Lelaki muda berkacamata itu nampak cemas, kemudian merogoh sakunya untuk mengambil benda pipih miliknya. Afif berdecak, rupanya ponselnya dalam mode silent, makanya tak mengetahui jika ada panggilan masuk. "Puluhan panggilan dari Ibu. Ya udah aku pulang dulu ya, De. Assalamualaikum ....!" Lelaki berkacamata itu bergegas menuju kendaraan yang terparkir di samping toko. Sementara Yulis mengekor di belakangnya.

"Ati-ati, Fif. Jangan lupa ngabarin bude jika ada sesuatu," pesan Yulis. Wanita pemilik hidung mancung itu sebenernya ingin ikut, tetapi tak bisa karena tak ada yang menjaga toko.

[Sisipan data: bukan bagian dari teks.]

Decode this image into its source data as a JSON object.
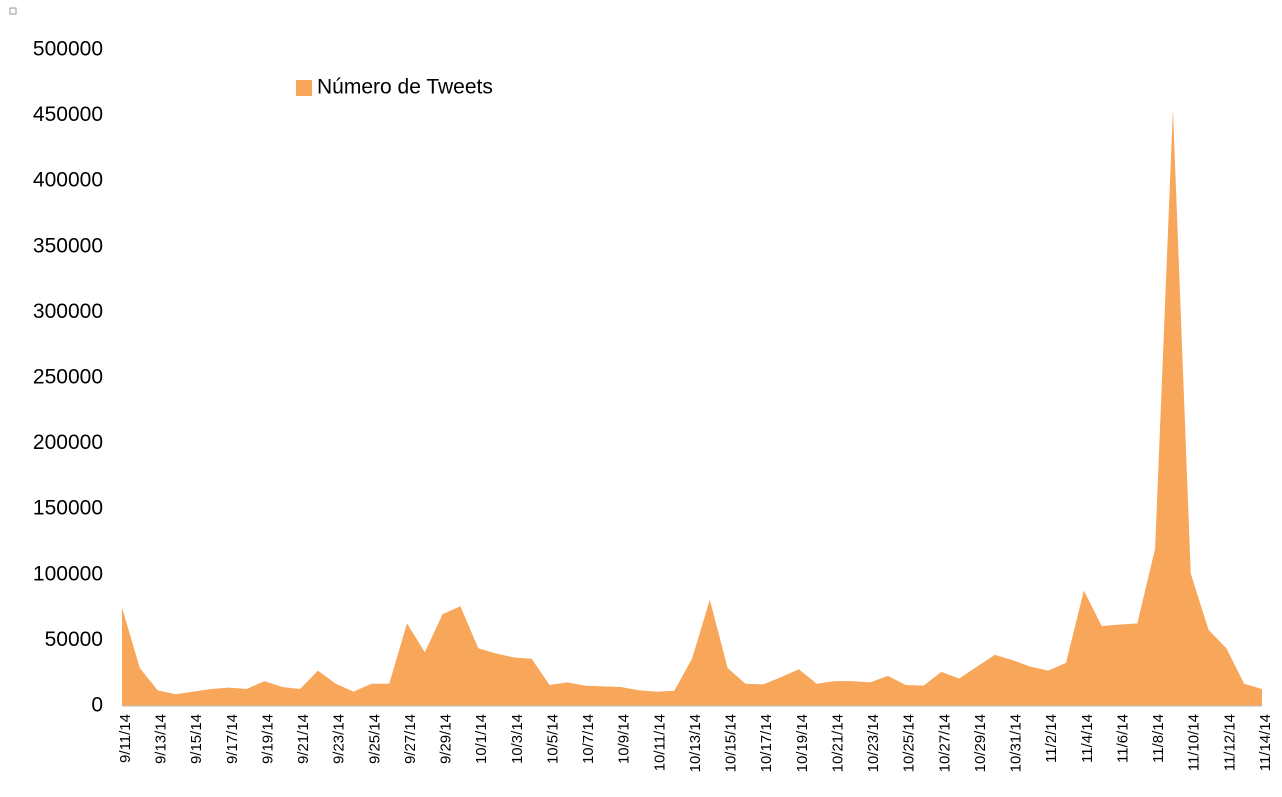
{
  "chart_data": {
    "type": "area",
    "categories": [
      "9/11/14",
      null,
      "9/13/14",
      null,
      "9/15/14",
      null,
      "9/17/14",
      null,
      "9/19/14",
      null,
      "9/21/14",
      null,
      "9/23/14",
      null,
      "9/25/14",
      null,
      "9/27/14",
      null,
      "9/29/14",
      null,
      "10/1/14",
      null,
      "10/3/14",
      null,
      "10/5/14",
      null,
      "10/7/14",
      null,
      "10/9/14",
      null,
      "10/11/14",
      null,
      "10/13/14",
      null,
      "10/15/14",
      null,
      "10/17/14",
      null,
      "10/19/14",
      null,
      "10/21/14",
      null,
      "10/23/14",
      null,
      "10/25/14",
      null,
      "10/27/14",
      null,
      "10/29/14",
      null,
      "10/31/14",
      null,
      "11/2/14",
      null,
      "11/4/14",
      null,
      "11/6/14",
      null,
      "11/8/14",
      null,
      "11/10/14",
      null,
      "11/12/14",
      null,
      "11/14/14"
    ],
    "series": [
      {
        "name": "Número de Tweets",
        "color": "#f8a75a",
        "values": [
          75000,
          29000,
          12000,
          9000,
          11000,
          13000,
          14000,
          13000,
          19000,
          14500,
          13000,
          27000,
          17000,
          11000,
          17000,
          17000,
          63000,
          41000,
          70000,
          76000,
          44000,
          40000,
          37000,
          36000,
          16000,
          18000,
          15500,
          15000,
          14500,
          12000,
          11000,
          11500,
          36000,
          81000,
          29000,
          17000,
          16500,
          22000,
          28000,
          17000,
          19000,
          19000,
          18000,
          23000,
          16000,
          15500,
          26000,
          21000,
          30000,
          39000,
          35000,
          30000,
          27000,
          33000,
          88000,
          61000,
          62000,
          63000,
          120000,
          455000,
          101000,
          58000,
          44000,
          17000,
          13000
        ]
      }
    ],
    "ylim": [
      0,
      500000
    ],
    "yticks": [
      0,
      50000,
      100000,
      150000,
      200000,
      250000,
      300000,
      350000,
      400000,
      450000,
      500000
    ],
    "grid": false,
    "legend": "top"
  }
}
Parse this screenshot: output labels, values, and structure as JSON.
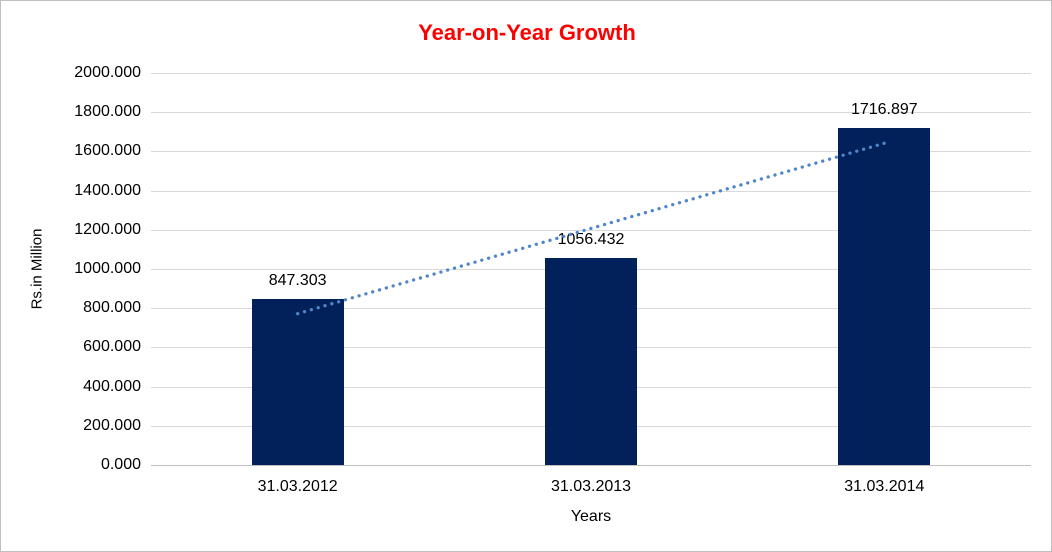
{
  "chart_data": {
    "type": "bar",
    "title": "Year-on-Year Growth",
    "title_color": "#FF0000",
    "xlabel": "Years",
    "ylabel": "Rs.in Million",
    "categories": [
      "31.03.2012",
      "31.03.2013",
      "31.03.2014"
    ],
    "values": [
      847.303,
      1056.432,
      1716.897
    ],
    "data_labels": [
      "847.303",
      "1056.432",
      "1716.897"
    ],
    "ylim": [
      0,
      2000
    ],
    "ytick_values": [
      0,
      200,
      400,
      600,
      800,
      1000,
      1200,
      1400,
      1600,
      1800,
      2000
    ],
    "ytick_labels": [
      "0.000",
      "200.000",
      "400.000",
      "600.000",
      "800.000",
      "1000.000",
      "1200.000",
      "1400.000",
      "1600.000",
      "1800.000",
      "2000.000"
    ],
    "grid": true,
    "legend": "none",
    "bar_color": "#02215B",
    "gridline_color": "#D9D9D9",
    "axis_line_color": "#BFBFBF",
    "trendline": {
      "type": "linear",
      "style": "dotted",
      "color": "#4E86C8",
      "start_value": 772.1,
      "end_value": 1641.7,
      "spans": "first bar center to last bar center"
    }
  }
}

"Ada apa, Bu? Kok Mas Afif buru-buru pulang?" tanya Wina, saat gadis itu hendak mengisi barang-barang yang sudah berkurang di rak.

"Aufar jatuh di kamar mandi, Win," sahut Yulis. "Sepertinya cukup parah, sampai Rindu menelpon," imbuh Yulis yang terlihat khawatir.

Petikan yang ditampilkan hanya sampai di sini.